BERLIN (AP) — The U.N. population agency chief said Wednesday she regrets the U.S. government’s decision to cut funding for programs that help ensure safe pregnancies worldwide.
The United States used to provide about $70 million per year toward UNFPA programs to protect the health and lives of women and girls in developing countries. More than half of those funds were used for “life-saving humanitarian programs,” said Dr. Natalia Kanem, the agency’s executive director.
The Trump administration announced in 2017 it was cutting all funding to the agency.

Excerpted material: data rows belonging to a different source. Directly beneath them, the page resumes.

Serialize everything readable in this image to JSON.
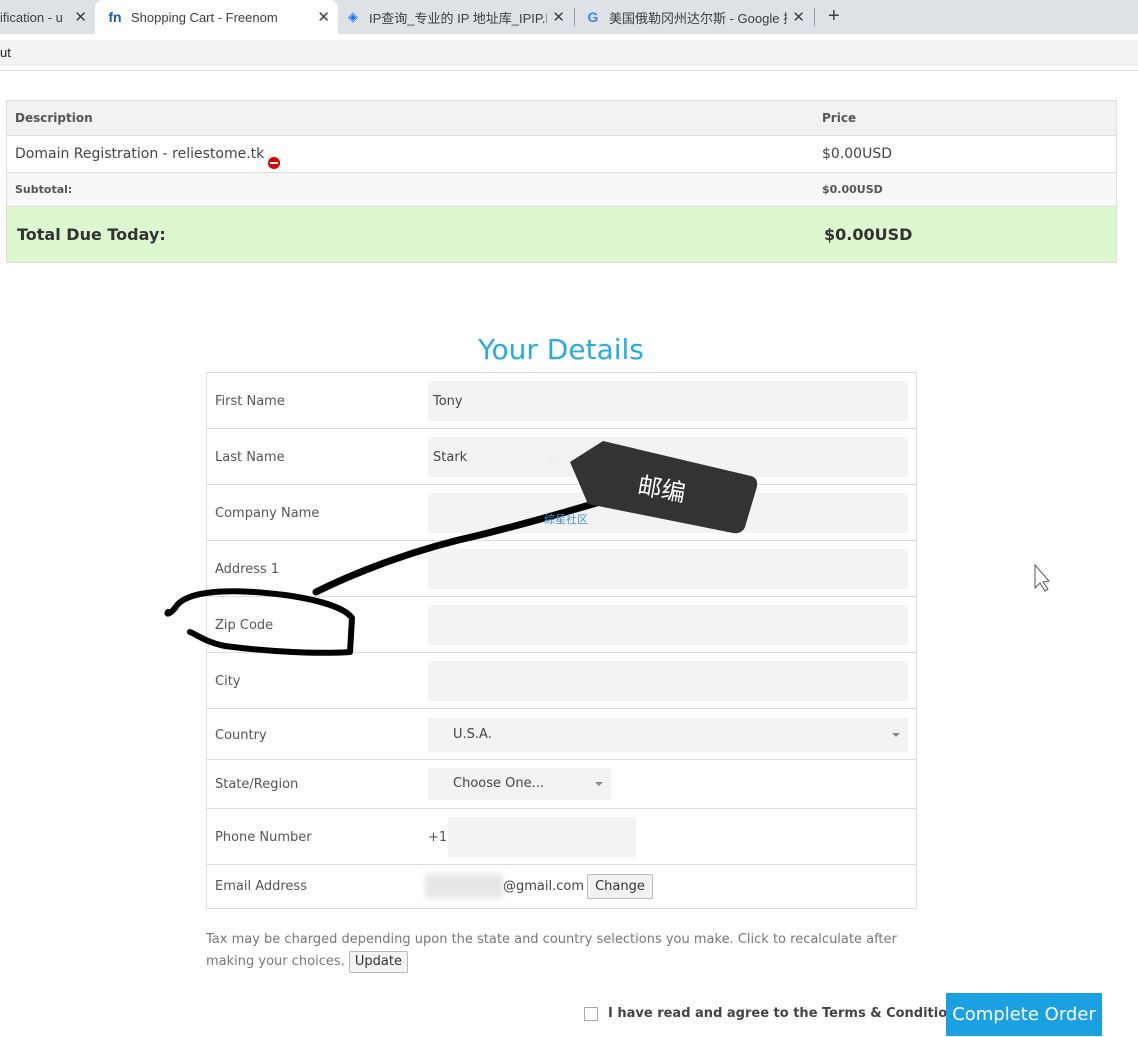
{
  "browser": {
    "tabs": [
      {
        "title": "ification - u",
        "active": false
      },
      {
        "title": "Shopping Cart - Freenom",
        "active": true,
        "favicon": "fn"
      },
      {
        "title": "IP查询_专业的 IP 地址库_IPIP.NE",
        "active": false
      },
      {
        "title": "美国俄勒冈州达尔斯 - Google 搜",
        "active": false
      }
    ],
    "address_fragment": "ut"
  },
  "cart": {
    "headers": {
      "description": "Description",
      "price": "Price"
    },
    "item": {
      "description": "Domain Registration - reliestome.tk",
      "price": "$0.00USD"
    },
    "subtotal": {
      "label": "Subtotal:",
      "value": "$0.00USD"
    },
    "total": {
      "label": "Total Due Today:",
      "value": "$0.00USD"
    }
  },
  "details": {
    "title": "Your Details",
    "fields": {
      "first_name": {
        "label": "First Name",
        "value": "Tony"
      },
      "last_name": {
        "label": "Last Name",
        "value": "Stark"
      },
      "company": {
        "label": "Company Name",
        "value": ""
      },
      "address1": {
        "label": "Address 1",
        "value": ""
      },
      "zip": {
        "label": "Zip Code",
        "value": ""
      },
      "city": {
        "label": "City",
        "value": ""
      },
      "country": {
        "label": "Country",
        "value": "U.S.A."
      },
      "state": {
        "label": "State/Region",
        "value": "Choose One..."
      },
      "phone": {
        "label": "Phone Number",
        "prefix": "+1",
        "value": ""
      },
      "email": {
        "label": "Email Address",
        "value": "@gmail.com",
        "change_label": "Change"
      }
    }
  },
  "tax_note": "Tax may be charged depending upon the state and country selections you make. Click to recalculate after making your choices.",
  "update_label": "Update",
  "agree_label": "I have read and agree to the Terms & Conditions",
  "complete_label": "Complete Order",
  "annotation": {
    "callout_text": "邮编",
    "watermark_text": "综星社区"
  }
}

The move was seen as a gesture to American conservatives and anti-abortion activists, though UNFPA doesn’t provide abortions.
“We do regret the decision of the United States to deny funding to UNFPA as we saved so many lives of women and girls together,” Kanem told reporters in Berlin at the launch of the agency’s annual report .

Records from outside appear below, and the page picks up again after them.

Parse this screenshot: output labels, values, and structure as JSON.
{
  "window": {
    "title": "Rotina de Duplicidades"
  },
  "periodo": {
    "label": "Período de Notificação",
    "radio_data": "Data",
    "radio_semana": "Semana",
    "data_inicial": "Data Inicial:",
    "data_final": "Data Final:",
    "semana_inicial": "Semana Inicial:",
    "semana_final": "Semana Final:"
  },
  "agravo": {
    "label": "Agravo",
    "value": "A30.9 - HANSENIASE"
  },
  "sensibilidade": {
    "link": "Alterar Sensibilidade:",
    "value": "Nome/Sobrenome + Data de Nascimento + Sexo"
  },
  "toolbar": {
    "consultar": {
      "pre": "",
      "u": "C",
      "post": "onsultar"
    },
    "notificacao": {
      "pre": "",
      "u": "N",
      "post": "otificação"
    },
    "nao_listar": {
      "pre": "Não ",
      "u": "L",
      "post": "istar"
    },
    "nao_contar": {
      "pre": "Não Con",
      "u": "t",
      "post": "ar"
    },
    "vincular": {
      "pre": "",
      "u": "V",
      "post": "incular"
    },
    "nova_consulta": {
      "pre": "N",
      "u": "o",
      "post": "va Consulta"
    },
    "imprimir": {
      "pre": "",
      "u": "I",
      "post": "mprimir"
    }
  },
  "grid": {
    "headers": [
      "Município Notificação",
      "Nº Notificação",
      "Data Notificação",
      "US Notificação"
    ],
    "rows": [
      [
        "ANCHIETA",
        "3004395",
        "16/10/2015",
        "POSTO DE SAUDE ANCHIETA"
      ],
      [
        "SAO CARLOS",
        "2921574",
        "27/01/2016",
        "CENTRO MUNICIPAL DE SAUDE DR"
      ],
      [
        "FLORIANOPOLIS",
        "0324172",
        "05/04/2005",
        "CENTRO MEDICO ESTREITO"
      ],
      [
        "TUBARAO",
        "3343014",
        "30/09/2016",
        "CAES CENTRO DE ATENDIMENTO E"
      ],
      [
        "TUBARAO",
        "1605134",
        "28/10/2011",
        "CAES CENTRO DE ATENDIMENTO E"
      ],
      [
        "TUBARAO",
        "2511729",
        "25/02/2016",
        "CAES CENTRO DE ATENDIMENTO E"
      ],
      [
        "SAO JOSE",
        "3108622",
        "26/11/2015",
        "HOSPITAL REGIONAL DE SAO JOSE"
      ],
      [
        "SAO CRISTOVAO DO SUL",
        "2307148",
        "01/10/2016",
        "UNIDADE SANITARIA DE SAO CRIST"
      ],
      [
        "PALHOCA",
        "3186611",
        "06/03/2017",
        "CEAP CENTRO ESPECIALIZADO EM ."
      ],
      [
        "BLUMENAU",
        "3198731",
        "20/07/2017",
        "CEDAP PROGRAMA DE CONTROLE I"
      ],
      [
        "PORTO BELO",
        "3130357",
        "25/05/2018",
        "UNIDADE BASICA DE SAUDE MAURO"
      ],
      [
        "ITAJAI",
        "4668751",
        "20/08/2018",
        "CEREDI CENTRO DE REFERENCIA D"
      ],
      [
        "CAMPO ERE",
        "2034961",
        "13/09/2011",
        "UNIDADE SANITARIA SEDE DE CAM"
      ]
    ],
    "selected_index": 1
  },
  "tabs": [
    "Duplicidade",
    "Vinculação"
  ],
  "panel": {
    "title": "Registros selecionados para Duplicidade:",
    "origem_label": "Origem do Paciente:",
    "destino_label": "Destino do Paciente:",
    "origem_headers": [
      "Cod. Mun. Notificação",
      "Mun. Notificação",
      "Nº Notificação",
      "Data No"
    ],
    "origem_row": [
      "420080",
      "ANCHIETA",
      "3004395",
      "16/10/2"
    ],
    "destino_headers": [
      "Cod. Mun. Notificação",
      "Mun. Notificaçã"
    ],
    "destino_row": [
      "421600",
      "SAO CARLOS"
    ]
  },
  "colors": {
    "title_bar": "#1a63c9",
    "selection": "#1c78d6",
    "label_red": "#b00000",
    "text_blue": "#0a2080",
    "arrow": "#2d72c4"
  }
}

She cited the agency’s work in parts of the world wracked by unrest, where medical care for pregnant women is often not available.
“Even in a place like Venezuela UNFPA is at work every day trying to supply hospitals with desperately needed supplies for safe birth, to train the few doctors that remain on how to deliver babies safely and also to provide contraception to women who do not wish to become pregnant under such circumstances,” Kanem said.

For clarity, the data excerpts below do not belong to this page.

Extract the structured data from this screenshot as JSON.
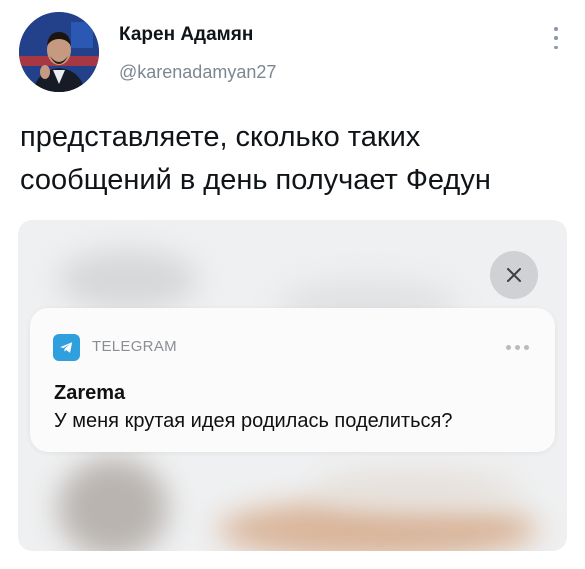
{
  "tweet": {
    "author_name": "Карен Адамян",
    "author_handle": "@karenadamyan27",
    "text_lines": [
      "представляете, сколько таких",
      "сообщений в день получает Федун"
    ],
    "more_icon": "vertical-ellipsis-icon"
  },
  "media": {
    "close_icon": "close-icon",
    "notification": {
      "app_icon": "telegram-icon",
      "app_name": "TELEGRAM",
      "more_icon": "horizontal-ellipsis-icon",
      "sender": "Zarema",
      "message": "У меня крутая идея родилась поделиться?"
    }
  },
  "colors": {
    "text_primary": "#0f1419",
    "text_secondary": "#7b8792",
    "telegram_blue": "#2f9fdd",
    "notification_bg": "#fbfbfb",
    "media_bg": "#eff0f1"
  }
}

UNFPA’s report reviews progress made in the half-century since its founding. In 1969, only a quarter of married women worldwide were able to decide whether and when to become pregnant, the agency said. Now, three in five have that choice.
Availability of contraception, improved education and efforts to end child marriage also mean that whereas the average woman had five children throughout her lifetime 50 years ago, now the figure is half that.
Still, populations in poor countries — particularly in Africa — continue to grow at a rapid rate. Kanem said more family planning options could help mothers in places like Niger, where fertility stands at 7.1 children per woman, have smaller families.
Germany’s development minister, Gerd Mueller, linked cutting the number of unwanted pregnancies in poor countries to efforts to tackle climate change and hunger.